Estimates of norms of log-concave random matrices with dependent entries
Marta Strzelecka
TL;DR
The paper addresses the problem of estimating the expected operator norm $\mathbb{E}\|X\|_{p',q}$ of random matrices with dependent entries, where $X_{ij}=A_{ij}Y_{ij}$ and the rows $Y_i$ are i.i.d. isotropic log-concave vectors. It extends Gaussian-based results to this log-concave setting by leveraging a Guédon–Rudelson–Mendelson–Pajor–Tomczak-Jaegermann framework with $E=\ell_{p'}^n$, and by controlling auxiliary quantities through moment-regularity and Sudakov-type bounds. The central contribution is an explicit bound $\mathbb{E}\|X\|_{p',q} \le C(p,q)\big[ (\log m)^{1/q}\max_i\|A_i\|_p + \max_j\|A^{(j)}\|_q + (\log m)^{1+1/q}\mathbb{E}\max_{i,j}|X_{ij}|\big]$, optimal up to logarithmic factors, with further results for Gaussian mixtures and for the unconditional-entries regime. These results yield dimension-dependent norms for a broad class of random matrices beyond independent Gaussian entries, with potential applications in high-dimensional probability and random matrix theory.
Abstract
We prove estimates for $\mathbb{E} \| X: \ell_{p'}^n \to \ell_q^m\|$ for $p,q\ge 2$ and any random matrix $X$ having the entries of the form $a_{ij}Y_{ij}$, where $Y=(Y_{ij})_{1\le i\le m, 1\le j\le n}$ has i.i.d. isotropic log-concave rows.

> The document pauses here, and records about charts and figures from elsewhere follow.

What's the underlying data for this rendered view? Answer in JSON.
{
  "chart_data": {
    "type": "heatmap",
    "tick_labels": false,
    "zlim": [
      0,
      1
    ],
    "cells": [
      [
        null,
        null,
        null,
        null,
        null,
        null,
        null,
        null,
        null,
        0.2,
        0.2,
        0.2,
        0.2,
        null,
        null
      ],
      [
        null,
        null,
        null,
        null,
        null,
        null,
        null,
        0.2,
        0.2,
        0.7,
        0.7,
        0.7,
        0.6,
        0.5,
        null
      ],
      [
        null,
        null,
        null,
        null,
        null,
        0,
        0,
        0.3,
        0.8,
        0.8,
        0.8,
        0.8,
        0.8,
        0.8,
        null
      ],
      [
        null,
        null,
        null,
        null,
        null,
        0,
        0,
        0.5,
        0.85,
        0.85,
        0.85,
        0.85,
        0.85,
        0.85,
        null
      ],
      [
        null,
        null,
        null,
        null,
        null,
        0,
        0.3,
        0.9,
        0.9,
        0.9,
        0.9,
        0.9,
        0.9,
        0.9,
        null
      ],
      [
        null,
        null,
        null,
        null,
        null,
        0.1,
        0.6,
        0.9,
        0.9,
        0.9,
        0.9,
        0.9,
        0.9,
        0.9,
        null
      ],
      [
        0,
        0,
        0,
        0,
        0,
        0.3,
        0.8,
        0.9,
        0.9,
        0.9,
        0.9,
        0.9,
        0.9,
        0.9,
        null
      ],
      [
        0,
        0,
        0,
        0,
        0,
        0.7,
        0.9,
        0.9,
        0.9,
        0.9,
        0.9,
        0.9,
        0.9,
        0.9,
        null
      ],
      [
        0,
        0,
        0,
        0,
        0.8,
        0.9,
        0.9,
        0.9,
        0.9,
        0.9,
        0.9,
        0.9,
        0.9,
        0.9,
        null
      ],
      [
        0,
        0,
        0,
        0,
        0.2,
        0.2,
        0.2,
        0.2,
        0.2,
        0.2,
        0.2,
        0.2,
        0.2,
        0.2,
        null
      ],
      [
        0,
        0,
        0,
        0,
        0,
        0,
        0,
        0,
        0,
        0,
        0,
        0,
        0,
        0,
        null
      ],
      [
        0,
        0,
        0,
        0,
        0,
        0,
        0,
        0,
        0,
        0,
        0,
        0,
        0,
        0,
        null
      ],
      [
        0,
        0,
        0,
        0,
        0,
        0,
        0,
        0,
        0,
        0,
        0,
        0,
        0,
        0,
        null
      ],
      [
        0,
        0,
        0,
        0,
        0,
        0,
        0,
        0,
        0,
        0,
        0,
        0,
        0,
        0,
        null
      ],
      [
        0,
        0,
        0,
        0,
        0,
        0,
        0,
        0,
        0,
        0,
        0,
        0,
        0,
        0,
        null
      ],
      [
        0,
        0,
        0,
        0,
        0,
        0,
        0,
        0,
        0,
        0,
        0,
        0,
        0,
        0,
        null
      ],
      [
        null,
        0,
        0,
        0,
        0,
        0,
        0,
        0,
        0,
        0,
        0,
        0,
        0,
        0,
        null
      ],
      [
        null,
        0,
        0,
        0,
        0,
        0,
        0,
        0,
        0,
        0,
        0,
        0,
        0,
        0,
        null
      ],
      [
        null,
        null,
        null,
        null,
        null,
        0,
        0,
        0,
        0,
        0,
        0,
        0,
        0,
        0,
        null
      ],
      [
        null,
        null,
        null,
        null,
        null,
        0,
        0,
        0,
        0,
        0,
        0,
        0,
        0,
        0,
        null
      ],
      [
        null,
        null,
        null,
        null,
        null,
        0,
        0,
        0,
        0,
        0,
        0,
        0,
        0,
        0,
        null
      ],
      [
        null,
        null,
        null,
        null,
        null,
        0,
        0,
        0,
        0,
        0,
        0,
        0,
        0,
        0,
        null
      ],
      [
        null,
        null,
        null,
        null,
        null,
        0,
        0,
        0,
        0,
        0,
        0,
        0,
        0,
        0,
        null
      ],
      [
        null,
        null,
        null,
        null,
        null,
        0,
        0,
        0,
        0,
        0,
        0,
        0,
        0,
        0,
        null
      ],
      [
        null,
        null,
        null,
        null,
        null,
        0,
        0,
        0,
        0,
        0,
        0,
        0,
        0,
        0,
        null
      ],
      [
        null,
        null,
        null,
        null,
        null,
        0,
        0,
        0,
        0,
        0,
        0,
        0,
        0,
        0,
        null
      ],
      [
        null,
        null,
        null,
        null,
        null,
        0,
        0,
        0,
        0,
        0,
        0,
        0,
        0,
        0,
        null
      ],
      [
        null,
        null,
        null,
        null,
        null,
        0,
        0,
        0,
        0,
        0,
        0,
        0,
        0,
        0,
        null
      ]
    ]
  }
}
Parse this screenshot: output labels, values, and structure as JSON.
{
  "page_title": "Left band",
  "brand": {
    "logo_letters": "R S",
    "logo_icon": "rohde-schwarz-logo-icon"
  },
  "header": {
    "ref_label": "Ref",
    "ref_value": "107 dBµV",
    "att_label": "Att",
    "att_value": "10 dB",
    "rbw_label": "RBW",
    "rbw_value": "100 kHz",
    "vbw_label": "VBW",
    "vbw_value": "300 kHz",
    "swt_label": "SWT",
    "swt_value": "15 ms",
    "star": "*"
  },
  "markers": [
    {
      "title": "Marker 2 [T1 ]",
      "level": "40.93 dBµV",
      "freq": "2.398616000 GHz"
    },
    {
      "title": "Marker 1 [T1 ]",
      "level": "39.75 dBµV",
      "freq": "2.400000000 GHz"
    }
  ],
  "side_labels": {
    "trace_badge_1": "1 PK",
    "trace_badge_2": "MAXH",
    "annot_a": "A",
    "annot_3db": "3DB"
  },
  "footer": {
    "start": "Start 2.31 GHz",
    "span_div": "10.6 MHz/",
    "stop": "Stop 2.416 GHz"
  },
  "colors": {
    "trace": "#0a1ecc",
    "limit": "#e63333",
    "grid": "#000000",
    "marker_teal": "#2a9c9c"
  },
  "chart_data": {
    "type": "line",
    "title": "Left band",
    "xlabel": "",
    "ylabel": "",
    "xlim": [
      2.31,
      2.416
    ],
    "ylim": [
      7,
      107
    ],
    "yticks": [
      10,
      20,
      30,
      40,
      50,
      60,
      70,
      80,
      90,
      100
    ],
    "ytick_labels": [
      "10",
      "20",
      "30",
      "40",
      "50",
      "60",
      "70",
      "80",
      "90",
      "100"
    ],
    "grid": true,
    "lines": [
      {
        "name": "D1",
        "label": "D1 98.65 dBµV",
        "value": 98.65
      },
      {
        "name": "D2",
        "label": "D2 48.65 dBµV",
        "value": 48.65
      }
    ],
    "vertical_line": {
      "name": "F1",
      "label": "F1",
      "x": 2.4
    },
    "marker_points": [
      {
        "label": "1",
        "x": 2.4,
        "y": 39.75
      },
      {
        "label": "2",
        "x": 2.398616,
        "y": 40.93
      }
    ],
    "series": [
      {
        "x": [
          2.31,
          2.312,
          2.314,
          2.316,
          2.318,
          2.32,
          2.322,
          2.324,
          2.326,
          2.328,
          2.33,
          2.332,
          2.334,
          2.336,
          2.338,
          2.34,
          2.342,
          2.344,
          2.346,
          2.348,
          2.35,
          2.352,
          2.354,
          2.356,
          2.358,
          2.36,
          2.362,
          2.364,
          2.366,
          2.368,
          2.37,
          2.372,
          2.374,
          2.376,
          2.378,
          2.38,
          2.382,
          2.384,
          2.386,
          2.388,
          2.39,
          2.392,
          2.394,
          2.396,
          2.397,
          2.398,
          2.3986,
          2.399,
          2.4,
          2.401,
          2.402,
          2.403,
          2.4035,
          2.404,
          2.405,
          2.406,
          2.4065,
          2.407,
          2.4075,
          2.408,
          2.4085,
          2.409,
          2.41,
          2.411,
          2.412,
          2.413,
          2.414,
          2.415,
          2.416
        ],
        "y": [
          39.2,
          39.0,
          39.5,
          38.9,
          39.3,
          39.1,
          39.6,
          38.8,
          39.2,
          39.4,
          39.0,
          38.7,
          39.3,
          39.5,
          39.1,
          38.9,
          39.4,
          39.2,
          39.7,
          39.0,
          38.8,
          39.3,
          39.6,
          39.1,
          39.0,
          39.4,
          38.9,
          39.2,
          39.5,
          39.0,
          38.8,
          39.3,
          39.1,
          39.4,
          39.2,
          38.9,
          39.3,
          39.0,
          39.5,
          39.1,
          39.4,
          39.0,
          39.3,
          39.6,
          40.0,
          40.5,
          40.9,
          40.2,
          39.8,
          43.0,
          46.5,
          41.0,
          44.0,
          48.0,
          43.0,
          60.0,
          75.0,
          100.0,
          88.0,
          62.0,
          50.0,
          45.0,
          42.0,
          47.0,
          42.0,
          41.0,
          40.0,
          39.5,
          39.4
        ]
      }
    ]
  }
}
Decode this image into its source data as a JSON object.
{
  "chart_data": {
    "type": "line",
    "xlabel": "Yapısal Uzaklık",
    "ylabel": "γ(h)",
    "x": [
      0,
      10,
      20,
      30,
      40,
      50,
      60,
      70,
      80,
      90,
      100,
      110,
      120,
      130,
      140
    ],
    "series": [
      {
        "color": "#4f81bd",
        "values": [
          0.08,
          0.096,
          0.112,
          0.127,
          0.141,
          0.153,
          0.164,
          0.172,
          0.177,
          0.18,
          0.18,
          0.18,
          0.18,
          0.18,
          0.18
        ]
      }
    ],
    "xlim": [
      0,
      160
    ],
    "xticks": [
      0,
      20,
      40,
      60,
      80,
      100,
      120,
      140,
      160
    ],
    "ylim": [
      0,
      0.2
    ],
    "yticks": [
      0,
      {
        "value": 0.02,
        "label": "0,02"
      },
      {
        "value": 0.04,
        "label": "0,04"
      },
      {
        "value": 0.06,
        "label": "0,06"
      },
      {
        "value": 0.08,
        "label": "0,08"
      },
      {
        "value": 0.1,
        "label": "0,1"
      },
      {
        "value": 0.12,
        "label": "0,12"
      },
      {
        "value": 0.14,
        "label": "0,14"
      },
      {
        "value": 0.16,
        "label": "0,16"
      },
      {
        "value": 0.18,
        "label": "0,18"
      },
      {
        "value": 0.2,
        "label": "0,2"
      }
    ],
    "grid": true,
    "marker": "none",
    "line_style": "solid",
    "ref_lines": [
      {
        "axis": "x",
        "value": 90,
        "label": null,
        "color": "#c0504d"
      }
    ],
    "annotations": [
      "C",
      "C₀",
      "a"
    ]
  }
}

This generalises the result of Guédon, Hinrichs, Litvak, and Prochno for Gaussian matrices with independent entries. Our estimate is optimal up to logarithmic factors. As a byproduct we provide the analogue bound for $m\times n$ random matrices, which entries form an unconditional vector in $\mathbb{R}^{mn}$. We also prove bounds for norms of matrices which entries are certain Gaussian mixtures.